The key point in the article: "The Zeiss family might be insanely busy. But they are not alone." And later: "What's falling by the wayside? Playtime. Conversation. Courtesy. Intimacy."

Are families too busy in our culture? That seems obvious. And yet, how many parents try to do something about it?

My brother Jim and his family spent eight years in Africa on a missionary team. Life there was hard -- they lived in a small village with no electricity or running water. But they had something many Americans don't: time with their family. Every night was "family night," as they had to remain in their guarded compound for security. With no televisions, radio or practices to distract them, they spent their evenings reading and playing games together.

I remember in 2001, when they were preparing to return to America, that Jim was concerned about re-immersion into the harried American lifestyle.

I reminded him that here in The States, at least we can CHOOSE our lifestyle. The trick is to make a conscious choice, and not just let your schedule get overcrowded by default.

My wife and I know that life spins out of control too easily. To purposely slow down, we put the brakes on many otherwise worthwhile activities for the benefit of providing a calm household in which to raise kids. Some of our philosophies may surprise you, but they work well for us.

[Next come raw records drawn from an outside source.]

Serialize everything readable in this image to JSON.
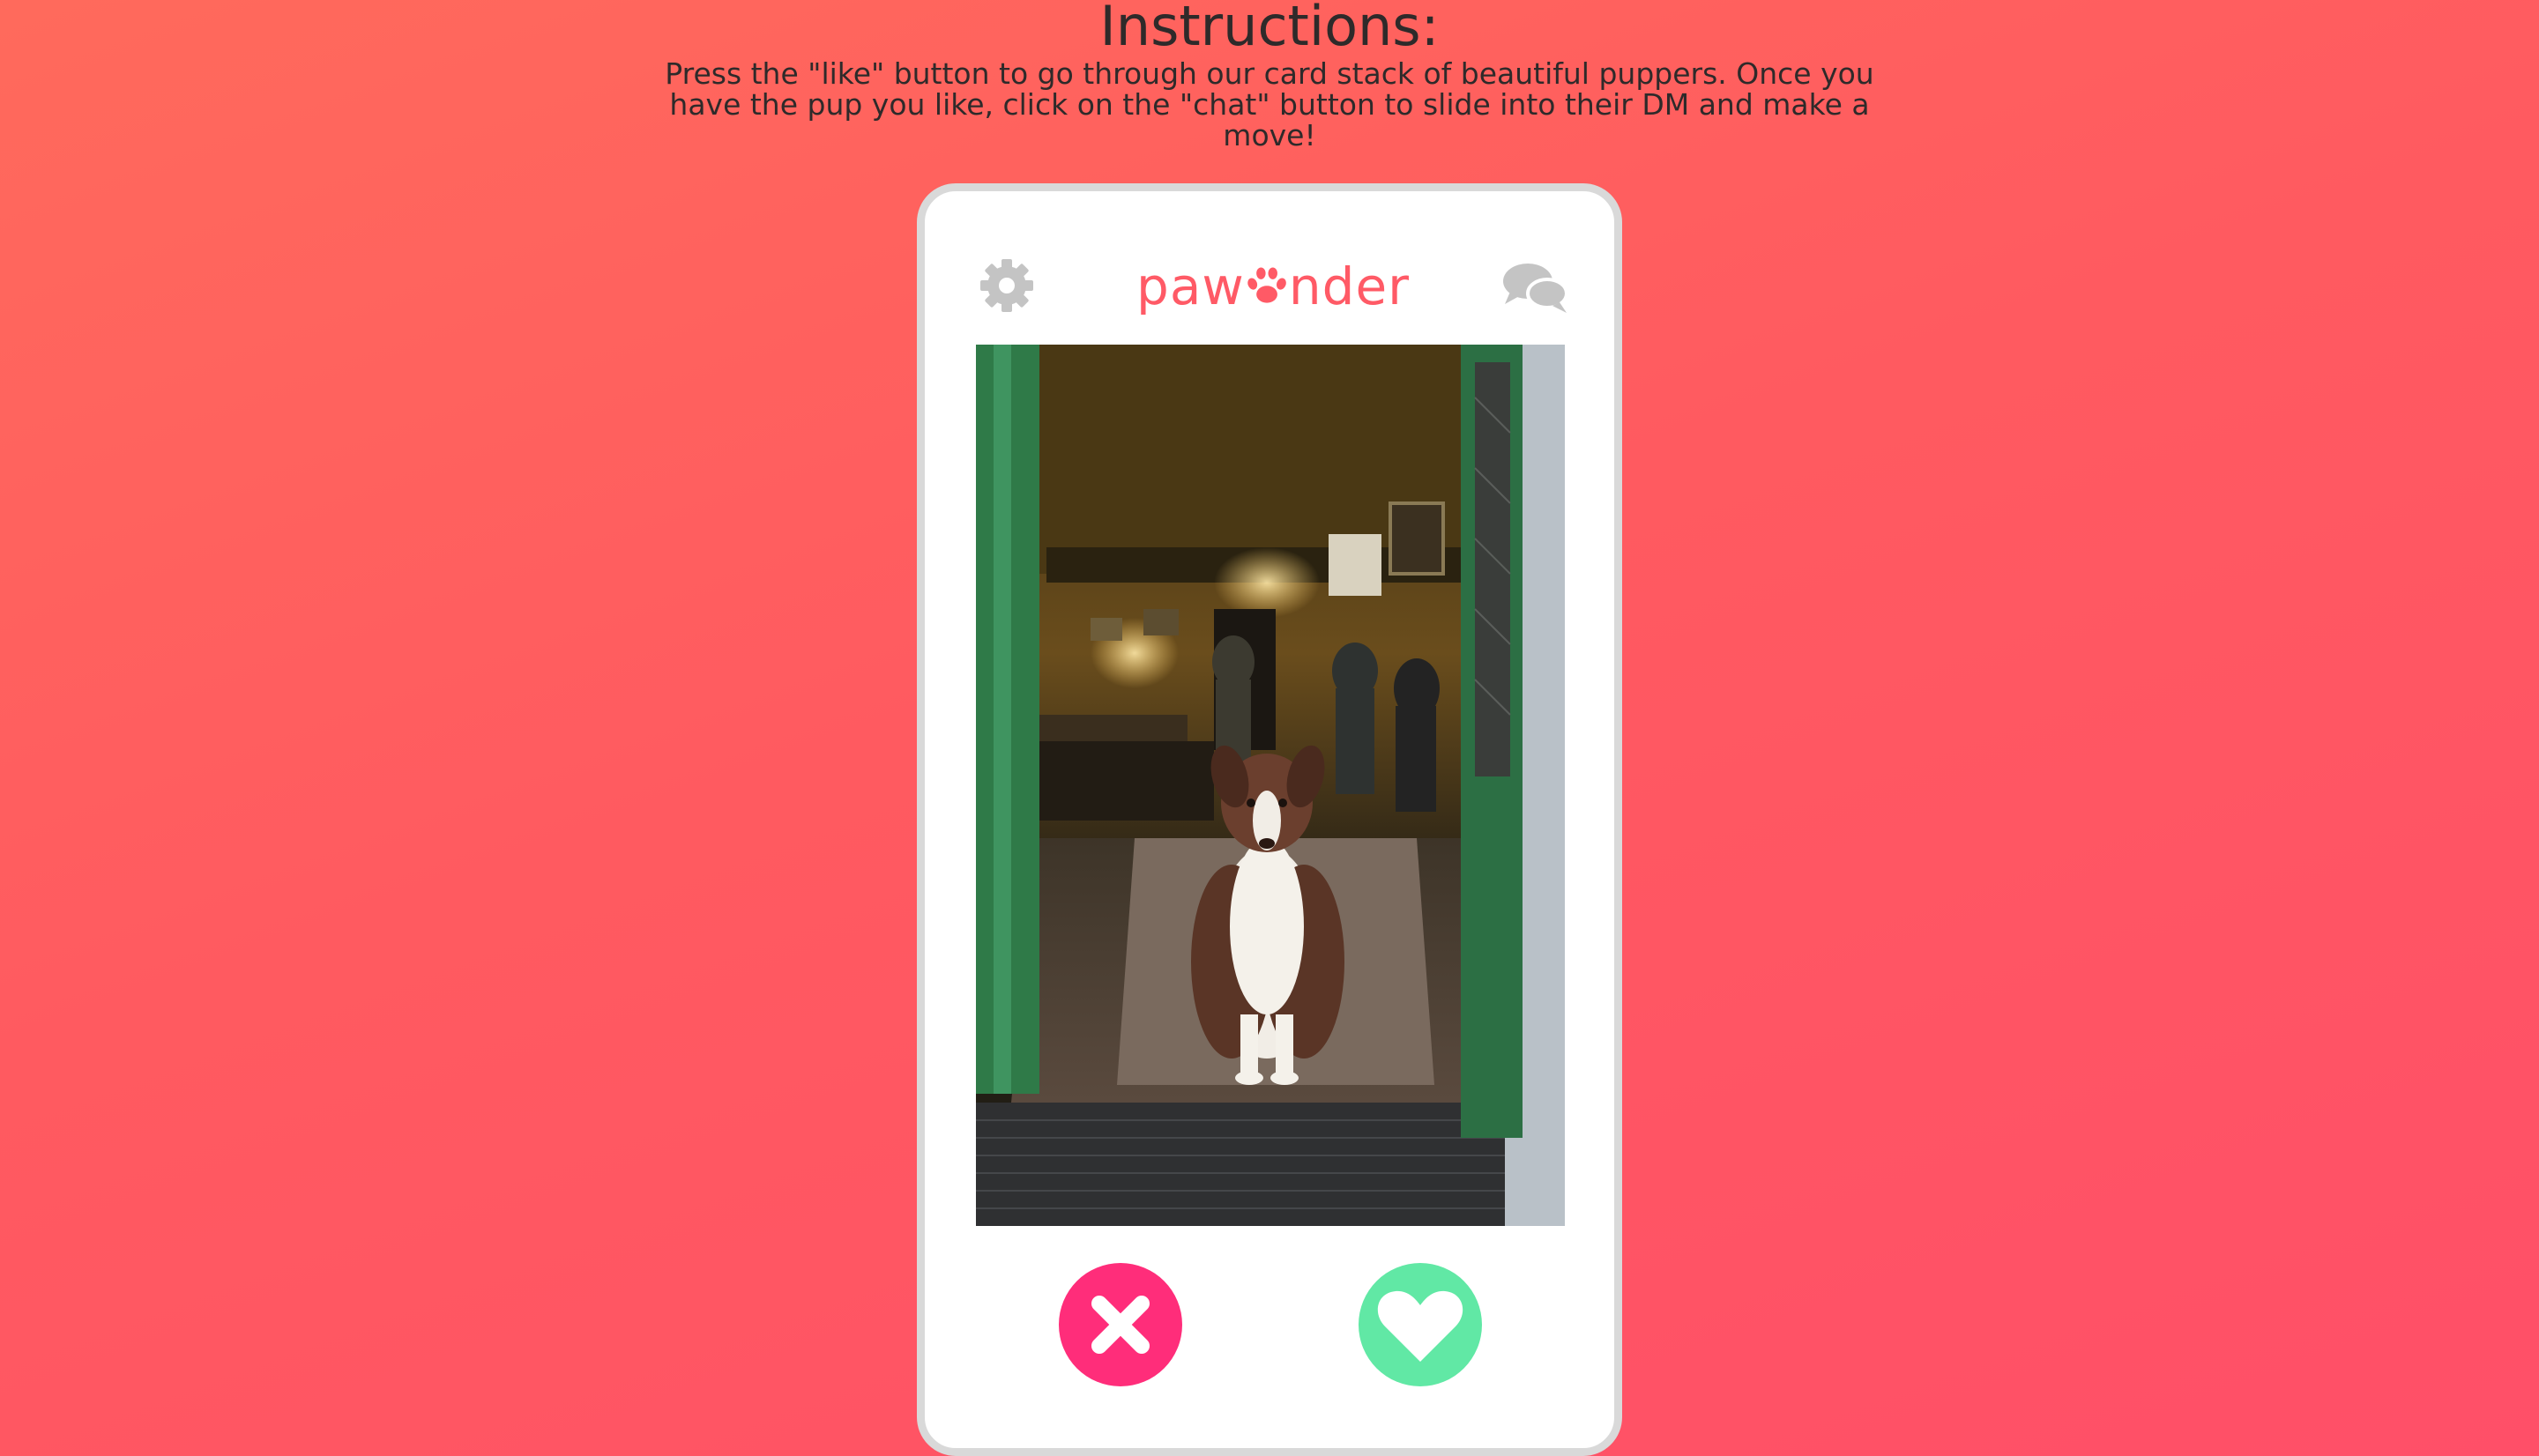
{
  "instructions": {
    "title": "Instructions:",
    "text": "Press the \"like\" button to go through our card stack of beautiful puppers. Once you have the pup you like, click on the \"chat\" button to slide into their DM and make a move!"
  },
  "app": {
    "logo_left": "paw",
    "logo_right": "nder",
    "icons": {
      "settings": "gear-icon",
      "logo_mark": "paw-icon",
      "messages": "chat-bubbles-icon",
      "dislike": "close-icon",
      "like": "heart-icon"
    }
  },
  "card": {
    "photo": "dog-photo"
  },
  "colors": {
    "background": "#ff5a60",
    "brand": "#ff5a66",
    "dislike": "#ff2d7a",
    "like": "#61e8a5",
    "icon_gray": "#c4c4c4"
  }
}
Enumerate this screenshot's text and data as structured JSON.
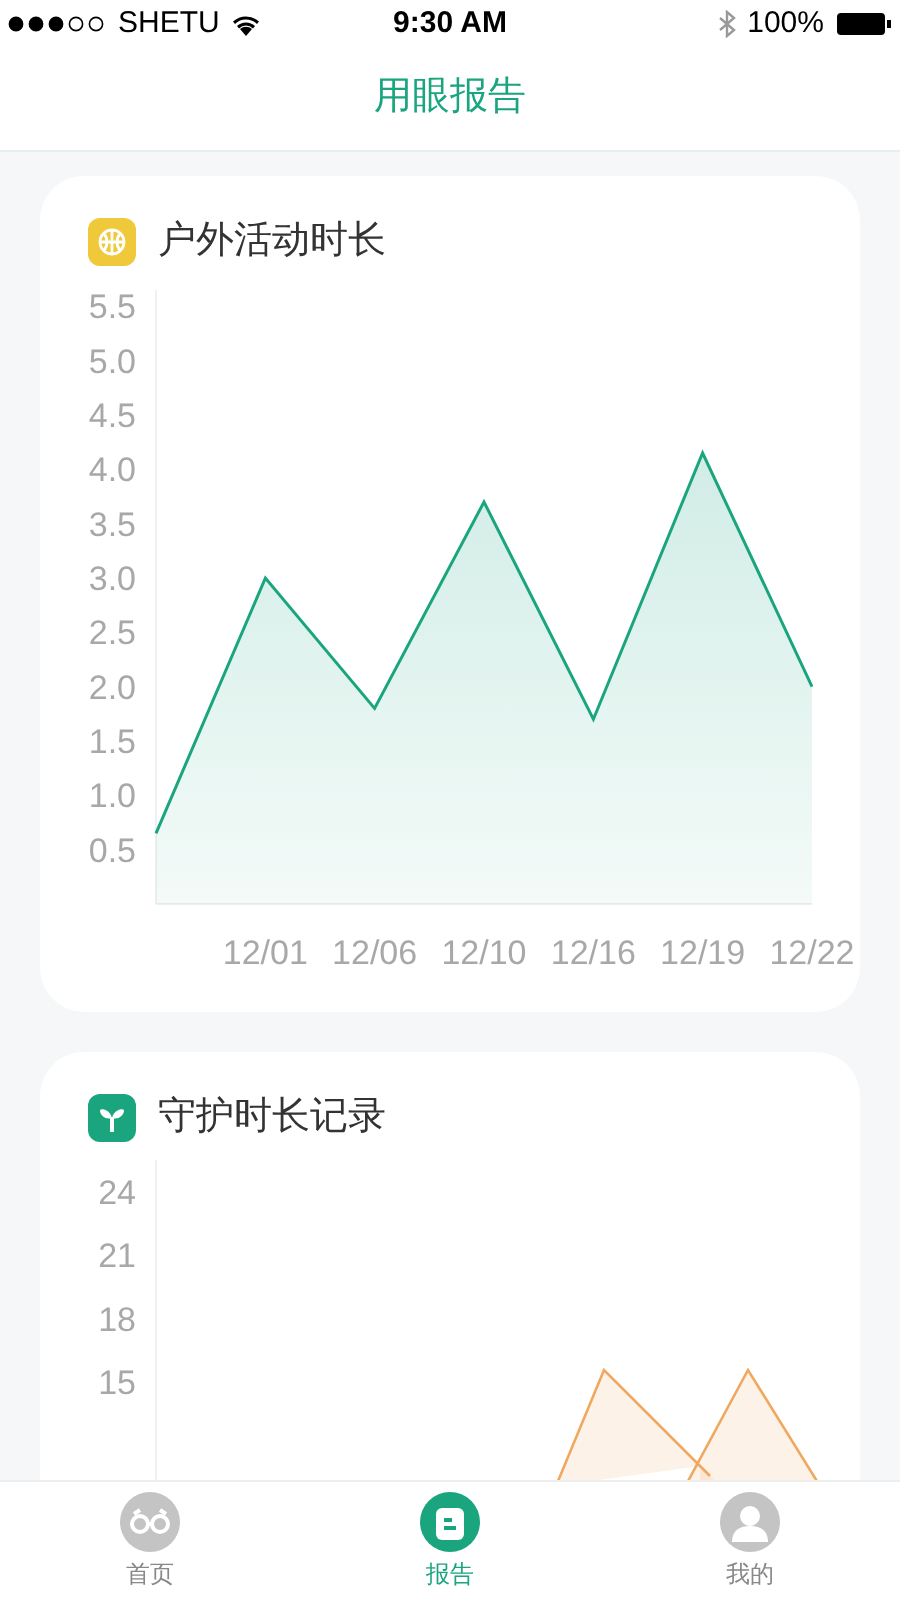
{
  "status_bar": {
    "carrier": "SHETU",
    "time": "9:30 AM",
    "battery": "100%"
  },
  "nav": {
    "title": "用眼报告"
  },
  "cards": [
    {
      "title": "户外活动时长",
      "chart_data": {
        "type": "area",
        "categories": [
          null,
          "12/01",
          "12/06",
          "12/10",
          "12/16",
          "12/19",
          "12/22"
        ],
        "series": [
          {
            "color": "#1aa57f",
            "values": [
              0.65,
              3.0,
              1.8,
              3.7,
              1.7,
              4.15,
              2.0
            ]
          }
        ],
        "ylim": [
          0,
          5.65
        ],
        "yticks": [
          0.5,
          {
            "value": 1,
            "label": "1.0"
          },
          1.5,
          {
            "value": 2,
            "label": "2.0"
          },
          2.5,
          {
            "value": 3,
            "label": "3.0"
          },
          3.5,
          {
            "value": 4,
            "label": "4.0"
          },
          4.5,
          {
            "value": 5,
            "label": "5.0"
          },
          5.5
        ]
      }
    },
    {
      "title": "守护时长记录",
      "axis_labels": [
        "24",
        "21",
        "18",
        "15"
      ]
    }
  ],
  "tabs": [
    {
      "label": "首页",
      "selected": false
    },
    {
      "label": "报告",
      "selected": true
    },
    {
      "label": "我的",
      "selected": false
    }
  ]
}
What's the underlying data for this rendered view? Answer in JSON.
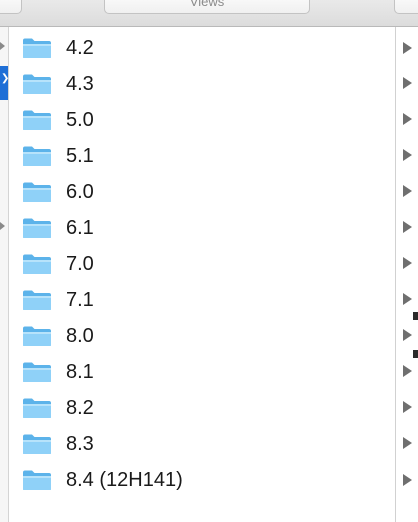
{
  "toolbar": {
    "center_label": "Views"
  },
  "folders": [
    {
      "label": "4.2",
      "icon": "folder-icon"
    },
    {
      "label": "4.3",
      "icon": "folder-icon"
    },
    {
      "label": "5.0",
      "icon": "folder-icon"
    },
    {
      "label": "5.1",
      "icon": "folder-icon"
    },
    {
      "label": "6.0",
      "icon": "folder-icon"
    },
    {
      "label": "6.1",
      "icon": "folder-icon"
    },
    {
      "label": "7.0",
      "icon": "folder-icon"
    },
    {
      "label": "7.1",
      "icon": "folder-icon"
    },
    {
      "label": "8.0",
      "icon": "folder-icon"
    },
    {
      "label": "8.1",
      "icon": "folder-icon"
    },
    {
      "label": "8.2",
      "icon": "folder-icon"
    },
    {
      "label": "8.3",
      "icon": "folder-icon"
    },
    {
      "label": "8.4 (12H141)",
      "icon": "folder-icon"
    }
  ],
  "colors": {
    "folder_light": "#a9dcfa",
    "folder_mid": "#7cc8f4",
    "folder_dark": "#5cb3ea",
    "selection_blue": "#1f6fd6",
    "disclosure_arrow": "#6f6f6f"
  }
}
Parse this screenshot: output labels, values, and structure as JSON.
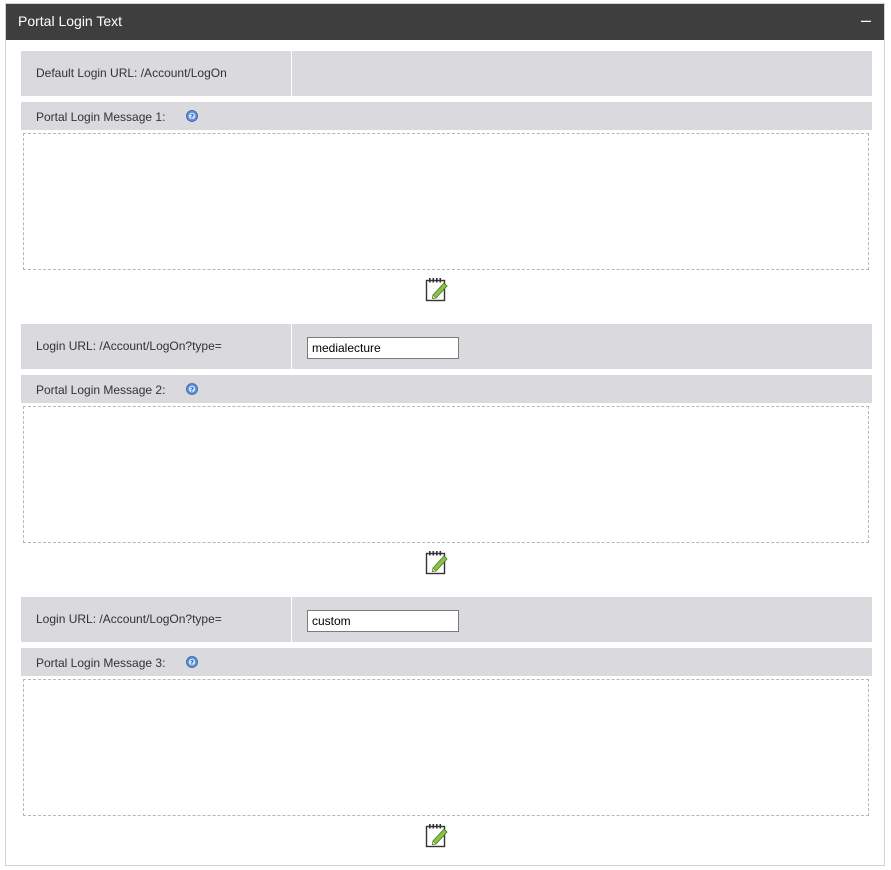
{
  "panel": {
    "title": "Portal Login Text",
    "collapse_symbol": "–"
  },
  "sections": [
    {
      "url_label": "Default Login URL: /Account/LogOn",
      "url_value": null,
      "message_label": "Portal Login Message 1:",
      "message_text": "",
      "help_icon": "help-icon",
      "edit_icon": "edit-notepad-icon"
    },
    {
      "url_label": "Login URL: /Account/LogOn?type=",
      "url_value": "medialecture",
      "message_label": "Portal Login Message 2:",
      "message_text": "",
      "help_icon": "help-icon",
      "edit_icon": "edit-notepad-icon"
    },
    {
      "url_label": "Login URL: /Account/LogOn?type=",
      "url_value": "custom",
      "message_label": "Portal Login Message 3:",
      "message_text": "",
      "help_icon": "help-icon",
      "edit_icon": "edit-notepad-icon"
    }
  ],
  "colors": {
    "header_bg": "#3e3e3e",
    "row_bg": "#d9d9de",
    "help_blue": "#3b78d8",
    "edit_green": "#7cb342"
  }
}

One of the most important decisions a family makes is where to live. For an extreme example, our friends Steve and Sharon Spencer left civilian life to run a dairy farm for 12 years. That provided a lot of family time for them and their five kids. But that's amazingly hard work, and my wife convinced me early on that this city boy would not be able to handle even a hobby farm.

We love the countryside, but we made a conscious decision to live within the city limits of Chippewa Falls. We wanted our five kids to be able to walk or bike to the pool, Irvine Park, schools, YMCA, etc. And when we do have to drop them off or pick them up at Chi-Hi, it's only a six-minute round-trip instead of a half hour in the car.

We also choose to limit our kids' involvement in sports. Athletics is great for kids, but we believe in balance. We simply did not want our family life torn apart by overlapping practice schedules on different teams for our younger children.

So the rule in our family is no organized sports before fifth grade, and one sport per year in grades 5-7. Once they hit 8th grade, they can go for any sports they want. They may be a bit behind their peers, but they can still catch up at that age. We do encourage pick-up games and backyard sports, but those don't have the scheduling demands that organized sports do.

Yes, we may be sacrificing our children's Olympic hopes. But frankly, we want to focus our energy on their character development, which they will surely need in life, rather than their athletic prowess, which only a tiny fraction of grown-ups truly need.

It might surprise you that, while we limit sports, we FORCE our children to take music lessons. That seems to go against our goal to allow more free time, but our reasoning is that kids can pick up sports at any time, while most kids don't become proficient in music without the structure of early lessons. (As a fringe benefit, our house is filled with the joyful noise of daily piano, trumpet, and xylophone rehearsals.)

The biggest time-sink that we've cut out of our lives is television. Even if you minimize other distractions to allow more family time, television will seep in and fill all the cracks with useless mind-numbing noise. (Enjoying a TV-free house could be a whole future column.)

I'm sure some of you out there will think we're nuts, but we are trying to create a loving, nurturing environment where we can spend a lot of time together as a family. We still appreciate old-fashioned pastimes like reading out loud, playing Monopoly and Scrabble, creating crafts, dining together, watching an occasional DVD, and taking family walks to Olson's Ice Cream Parlour. And don't forget just plain goofing off.

Whatever your thoughts are on this subject, I encourage you to make deliberate decisions about your priorities, and not let over-scheduling crush you and your kids like a steamroller. America allows you those choices -- what a country!